Domenica scorsa il vangelo parlava di un pastore che va a cercare le sue pecore e le chiama per nome, una ad una; segno che le conosce personalmente.

Oggi Gesù parla dell'aldilà dicendo che va a prepararci un posto. Questo è molto bello, perché un conto è sperare che il Signore ci concederà di entrare in paradiso, altro è sapere che mi prepara un posto, fatto per me. Questo mi dà la sensazione di essere conosciuto. Come sarà, cosa farò, non lo so, ma il Signore certamente sa meglio di me come impostarlo, cosi come sa meglio di me come impostare la mia vita oggi.

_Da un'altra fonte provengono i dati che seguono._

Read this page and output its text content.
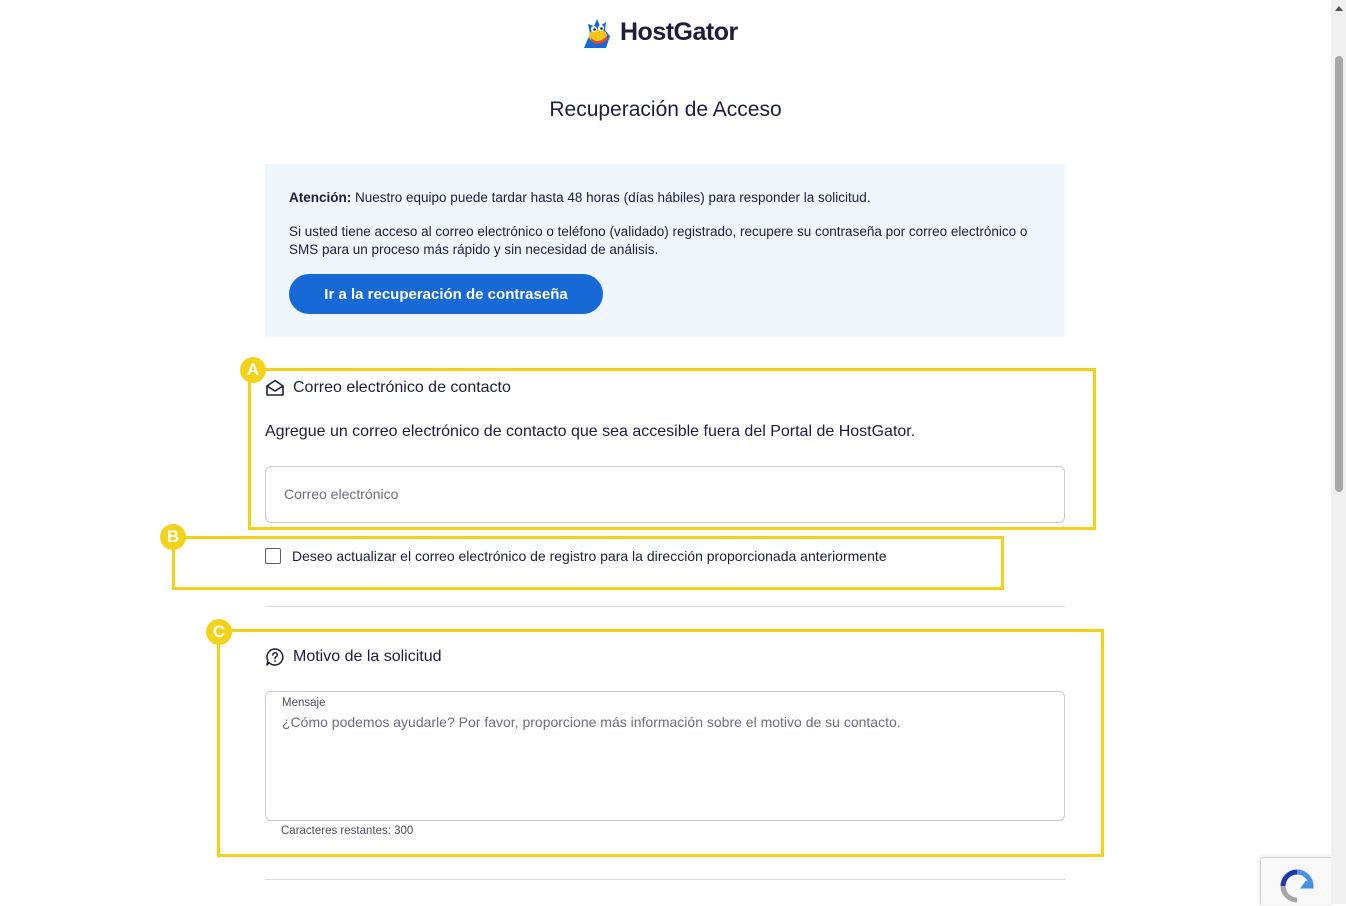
HostGator
Recuperación de Acceso

Atención: Nuestro equipo puede tardar hasta 48 horas (días hábiles) para responder la solicitud.

Si usted tiene acceso al correo electrónico o teléfono (validado) registrado, recupere su contraseña por correo electrónico o SMS para un proceso más rápido y sin necesidad de análisis.

Ir a la recuperación de contraseña
A
Correo electrónico de contacto
Agregue un correo electrónico de contacto que sea accesible fuera del Portal de HostGator.
Correo electrónico
B
Deseo actualizar el correo electrónico de registro para la dirección proporcionada anteriormente
C
Motivo de la solicitud
Mensaje
¿Cómo podemos ayudarle? Por favor, proporcione más información sobre el motivo de su contacto.
Caracteres restantes: 300
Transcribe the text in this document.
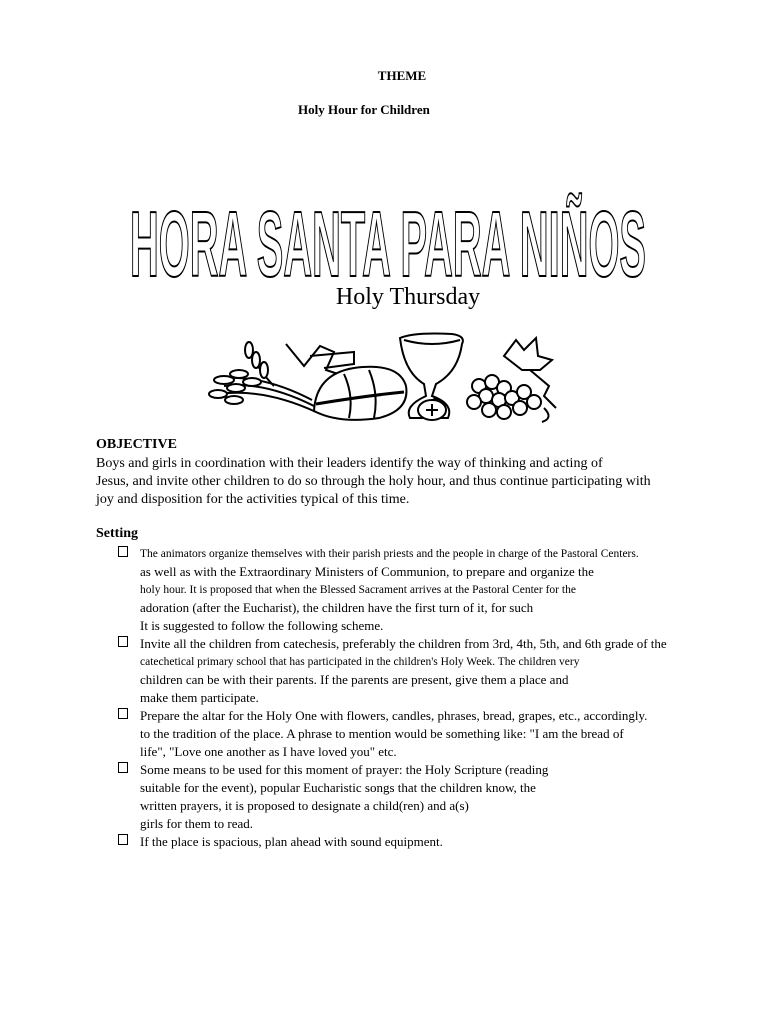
THEME
Holy Hour for Children
HORA SANTA PARA NIÑOS
Holy Thursday
OBJECTIVE
Boys and girls in coordination with their leaders identify the way of thinking and acting of
Jesus, and invite other children to do so through the holy hour, and thus continue participating with
joy and disposition for the activities typical of this time.
Setting
The animators organize themselves with their parish priests and the people in charge of the Pastoral Centers.
as well as with the Extraordinary Ministers of Communion, to prepare and organize the
holy hour. It is proposed that when the Blessed Sacrament arrives at the Pastoral Center for the
adoration (after the Eucharist), the children have the first turn of it, for such
It is suggested to follow the following scheme.
Invite all the children from catechesis, preferably the children from 3rd, 4th, 5th, and 6th grade of the
catechetical primary school that has participated in the children's Holy Week. The children very
children can be with their parents. If the parents are present, give them a place and
make them participate.
Prepare the altar for the Holy One with flowers, candles, phrases, bread, grapes, etc., accordingly.
to the tradition of the place. A phrase to mention would be something like: "I am the bread of
life", "Love one another as I have loved you" etc.
Some means to be used for this moment of prayer: the Holy Scripture (reading
suitable for the event), popular Eucharistic songs that the children know, the
written prayers, it is proposed to designate a child(ren) and a(s)
girls for them to read.
If the place is spacious, plan ahead with sound equipment.
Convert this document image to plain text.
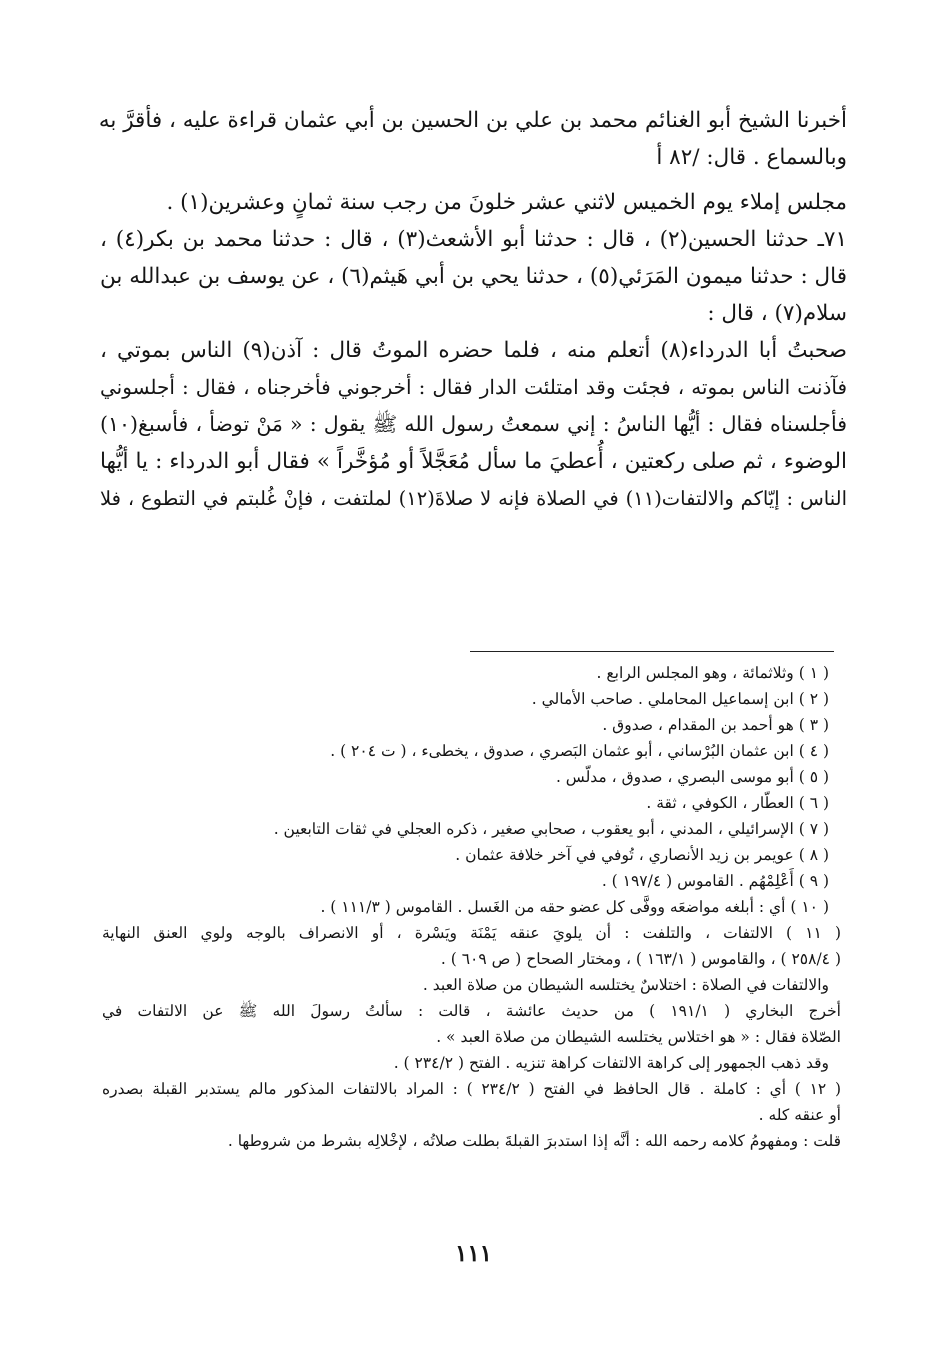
أخبرنا الشيخ أبو الغنائم محمد بن علي بن الحسين بن أبي عثمان قراءة عليه ، فأقرَّ به
وبالسماع . قال: /٨٢ أ
مجلس إملاء يوم الخميس لاثني عشر خلونَ من رجب سنة ثمانٍ وعشرين(١) .
٧١ـ حدثنا الحسين(٢) ، قال : حدثنا أبو الأشعث(٣) ، قال : حدثنا محمد بن بكر(٤) ،
قال : حدثنا ميمون المَرَئي(٥) ، حدثنا يحي بن أبي هَيثم(٦) ، عن يوسف بن عبدالله بن
سلام(٧) ، قال :
صحبتُ أبا الدرداء(٨) أتعلم منه ، فلما حضره الموتُ قال : آذن(٩) الناس بموتي ،
فآذنت الناس بموته ، فجئت وقد امتلئت الدار فقال : أخرجوني فأخرجناه ، فقال : أجلسوني
فأجلسناه فقال : أيُّها الناسُ : إني سمعتُ رسول الله ﷺ يقول : « مَنْ توضأ ، فأسبغ(١٠)
الوضوء ، ثم صلى ركعتين ، أُعطيَ ما سأل مُعَجَّلاً أو مُؤخَّراً » فقال أبو الدرداء : يا أيُّها
الناس : إيّاكم والالتفات(١١) في الصلاة فإنه لا صلاةَ(١٢) لملتفت ، فإنْ غُلبتم في التطوع ، فلا
( ١ ) وثلاثمائة ، وهو المجلس الرابع .
( ٢ ) ابن إسماعيل المحاملي . صاحب الأمالي .
( ٣ ) هو أحمد بن المقدام ، صدوق .
( ٤ ) ابن عثمان البُرْساني ، أبو عثمان البَصري ، صدوق ، يخطىء ، ( ت ٢٠٤ ) .
( ٥ ) أبو موسى البصري ، صدوق ، مدلّس .
( ٦ ) العطّار ، الكوفي ، ثقة .
( ٧ ) الإسرائيلي ، المدني ، أبو يعقوب ، صحابي صغير ، ذكره العجلي في ثقات التابعين .
( ٨ ) عويمر بن زيد الأنصاري ، تُوفي في آخر خلافة عثمان .
( ٩ ) أَعْلِمْهُم . القاموس ( ١٩٧/٤ ) .
( ١٠ ) أي : أبلغه مواضعَه ووفَّى كل عضو حقه من الغَسل . القاموس ( ١١١/٣ ) .
( ١١ ) الالتفات ، والتلفت : أن يلويَ عنقه يَمْنَة ويَسْرة ، أو الانصراف بالوجه ولوي العنق النهاية
( ٢٥٨/٤ ) ، والقاموس ( ١٦٣/١ ) ، ومختار الصحاح ( ص ٦٠٩ ) .
والالتفات في الصلاة : اختلاسٌ يختلسه الشيطان من صلاة العبد .
أخرج البخاري ( ١٩١/١ ) من حديث عائشة ، قالت : سألتُ رسولَ الله ﷺ عن الالتفات في
الصّلاة فقال : « هو اختلاس يختلسه الشيطان من صلاة العبد » .
وقد ذهب الجمهور إلى كراهة الالتفات كراهة تنزيه . الفتح ( ٢٣٤/٢ ) .
( ١٢ ) أي : كاملة . قال الحافظ في الفتح ( ٢٣٤/٢ ) : المراد بالالتفات المذكور مالم يستدبر القبلة بصدره
أو عنقه كله .
قلت : ومفهومُ كلامه رحمه الله : أنَّه إذا استدبرَ القبلةَ بطلت صلاتُه ، لإخْلالِه بشرط من شروطها .
١١١
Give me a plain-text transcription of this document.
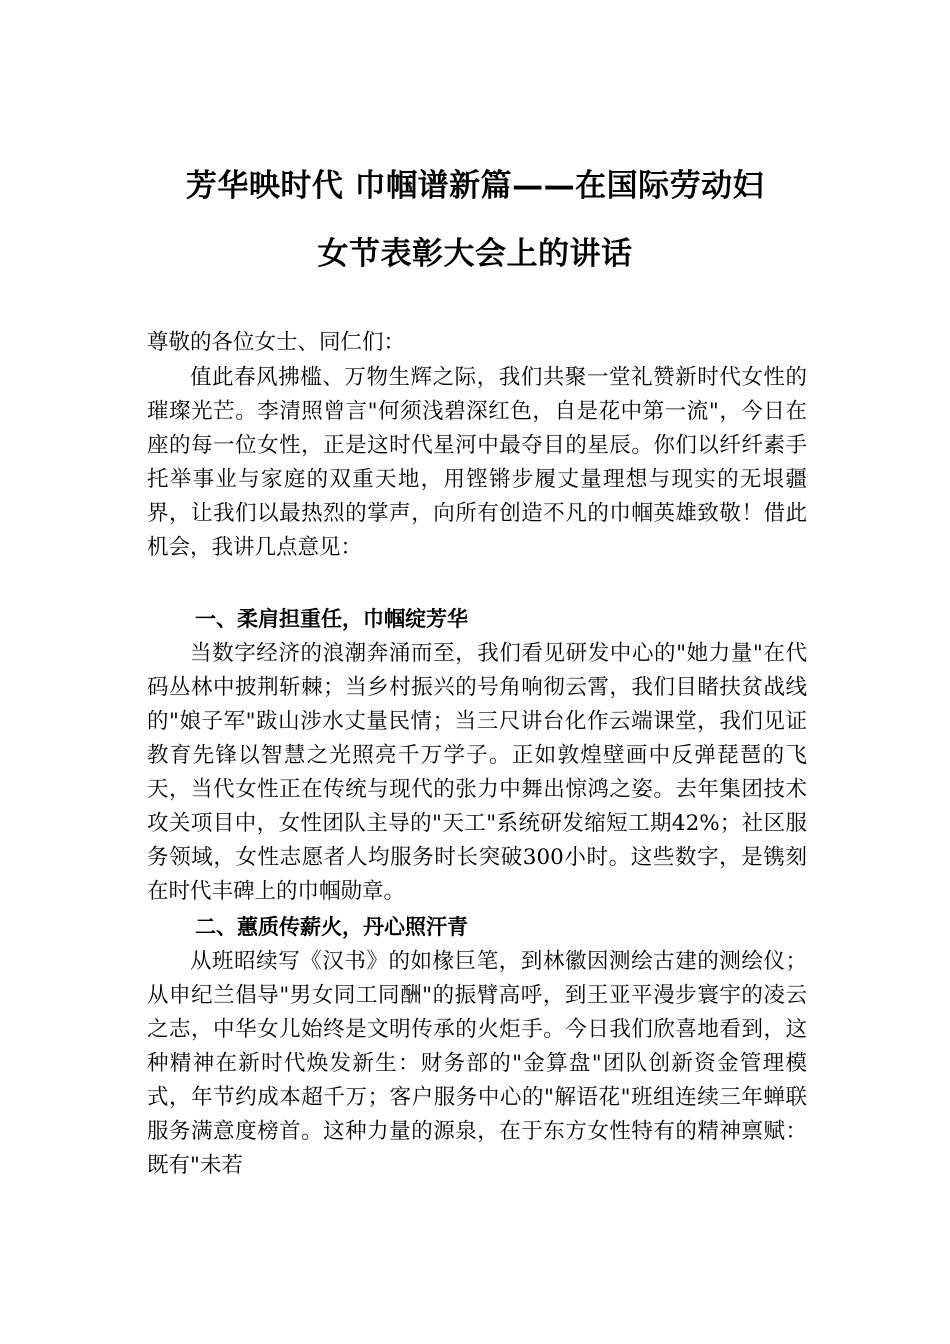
芳华映时代 巾帼谱新篇——在国际劳动妇
女节表彰大会上的讲话

尊敬的各位女士、同仁们：

值此春风拂槛、万物生辉之际，我们共聚一堂礼赞新时代女性的璀璨光芒。李清照曾言"何须浅碧深红色，自是花中第一流"，今日在座的每一位女性，正是这时代星河中最夺目的星辰。你们以纤纤素手托举事业与家庭的双重天地，用铿锵步履丈量理想与现实的无垠疆界，让我们以最热烈的掌声，向所有创造不凡的巾帼英雄致敬！借此机会，我讲几点意见：

一、柔肩担重任，巾帼绽芳华

当数字经济的浪潮奔涌而至，我们看见研发中心的"她力量"在代码丛林中披荆斩棘；当乡村振兴的号角响彻云霄，我们目睹扶贫战线的"娘子军"跋山涉水丈量民情；当三尺讲台化作云端课堂，我们见证教育先锋以智慧之光照亮千万学子。正如敦煌壁画中反弹琵琶的飞天，当代女性正在传统与现代的张力中舞出惊鸿之姿。去年集团技术攻关项目中，女性团队主导的"天工"系统研发缩短工期42%；社区服务领域，女性志愿者人均服务时长突破300小时。这些数字，是镌刻在时代丰碑上的巾帼勋章。

二、蕙质传薪火，丹心照汗青

从班昭续写《汉书》的如椽巨笔，到林徽因测绘古建的测绘仪；从申纪兰倡导"男女同工同酬"的振臂高呼，到王亚平漫步寰宇的凌云之志，中华女儿始终是文明传承的火炬手。今日我们欣喜地看到，这种精神在新时代焕发新生：财务部的"金算盘"团队创新资金管理模式，年节约成本超千万；客户服务中心的"解语花"班组连续三年蝉联服务满意度榜首。这种力量的源泉，在于东方女性特有的精神禀赋：既有"未若
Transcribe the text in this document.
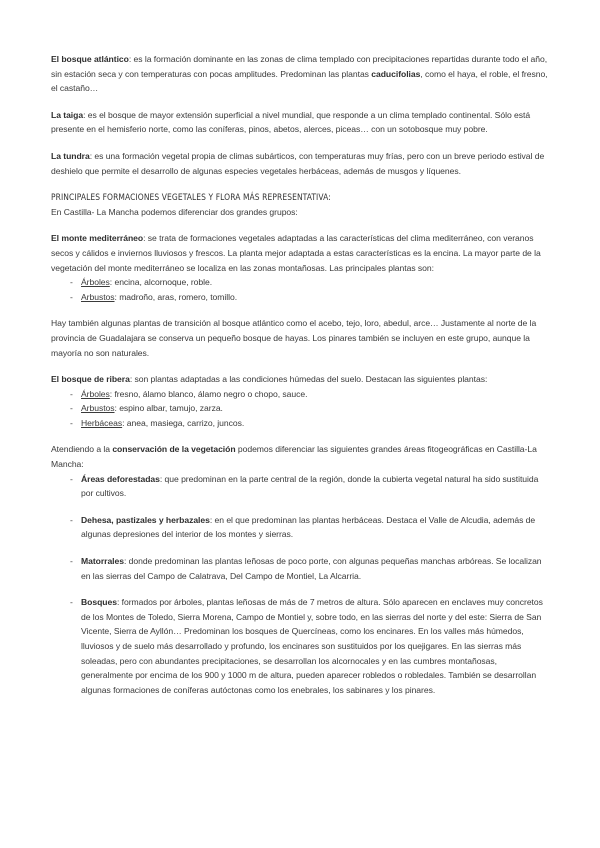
El bosque atlántico: es la formación dominante en las zonas de clima templado con precipitaciones repartidas durante todo el año, sin estación seca y con temperaturas con pocas amplitudes. Predominan las plantas caducifolias, como el haya, el roble, el fresno, el castaño…

La taiga: es el bosque de mayor extensión superficial a nivel mundial, que responde a un clima templado continental. Sólo está presente en el hemisferio norte, como las coníferas, pinos, abetos, alerces, piceas… con un sotobosque muy pobre.

La tundra: es una formación vegetal propia de climas subárticos, con temperaturas muy frías, pero con un breve periodo estival de deshielo que permite el desarrollo de algunas especies vegetales herbáceas, además de musgos y líquenes.

PRINCIPALES FORMACIONES VEGETALES Y FLORA MÁS REPRESENTATIVA:

En Castilla- La Mancha podemos diferenciar dos grandes grupos:

El monte mediterráneo: se trata de formaciones vegetales adaptadas a las características del clima mediterráneo, con veranos secos y cálidos e inviernos lluviosos y frescos. La planta mejor adaptada a estas características es la encina. La mayor parte de la vegetación del monte mediterráneo se localiza en las zonas montañosas. Las principales plantas son:

- Árboles: encina, alcornoque, roble.
- Arbustos: madroño, aras, romero, tomillo.

Hay también algunas plantas de transición al bosque atlántico como el acebo, tejo, loro, abedul, arce… Justamente al norte de la provincia de Guadalajara se conserva un pequeño bosque de hayas. Los pinares también se incluyen en este grupo, aunque la mayoría no son naturales.

El bosque de ribera: son plantas adaptadas a las condiciones húmedas del suelo. Destacan las siguientes plantas:

- Árboles: fresno, álamo blanco, álamo negro o chopo, sauce.
- Arbustos: espino albar, tamujo, zarza.
- Herbáceas: anea, masiega, carrizo, juncos.

Atendiendo a la conservación de la vegetación podemos diferenciar las siguientes grandes áreas fitogeográficas en Castilla-La Mancha:

- Áreas deforestadas: que predominan en la parte central de la región, donde la cubierta vegetal natural ha sido sustituida por cultivos.
- Dehesa, pastizales y herbazales: en el que predominan las plantas herbáceas. Destaca el Valle de Alcudia, además de algunas depresiones del interior de los montes y sierras.
- Matorrales: donde predominan las plantas leñosas de poco porte, con algunas pequeñas manchas arbóreas. Se localizan en las sierras del Campo de Calatrava, Del Campo de Montiel, La Alcarria.
- Bosques: formados por árboles, plantas leñosas de más de 7 metros de altura. Sólo aparecen en enclaves muy concretos de los Montes de Toledo, Sierra Morena, Campo de Montiel y, sobre todo, en las sierras del norte y del este: Sierra de San Vicente, Sierra de Ayllón… Predominan los bosques de Quercíneas, como los encinares. En los valles más húmedos, lluviosos y de suelo más desarrollado y profundo, los encinares son sustituidos por los quejigares. En las sierras más soleadas, pero con abundantes precipitaciones, se desarrollan los alcornocales y en las cumbres montañosas, generalmente por encima de los 900 y 1000 m de altura, pueden aparecer robledos o robledales. También se desarrollan algunas formaciones de coníferas autóctonas como los enebrales, los sabinares y los pinares.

Tommaso domanda qual è la via. Gesù risponde: "Io sono la via, la verità e la vita"! Che significa che seguire e ascoltare Gesù è la via per arrivare al Padre che mi rivelerà la verità su ciò che è importante, sul senso della vita e questo mi darà la vita piena. Quindi seguire Gesù è la risposta alla domanda dei discepoli sul da farsi ora.

Ma poi Filippo domanda: "Mostraci il Padre" e Gesù spiega che chi vede Lui vede il Padre; in altre parole, quello che siamo in grado di vedere e di capire del Padre, ce lo rivela Gesù con la sua vita e con i suoi insegnamenti.

In conclusione diciamo che seguire Gesù, contemplarlo, ascoltarlo, rende interessante il presente e il futuro.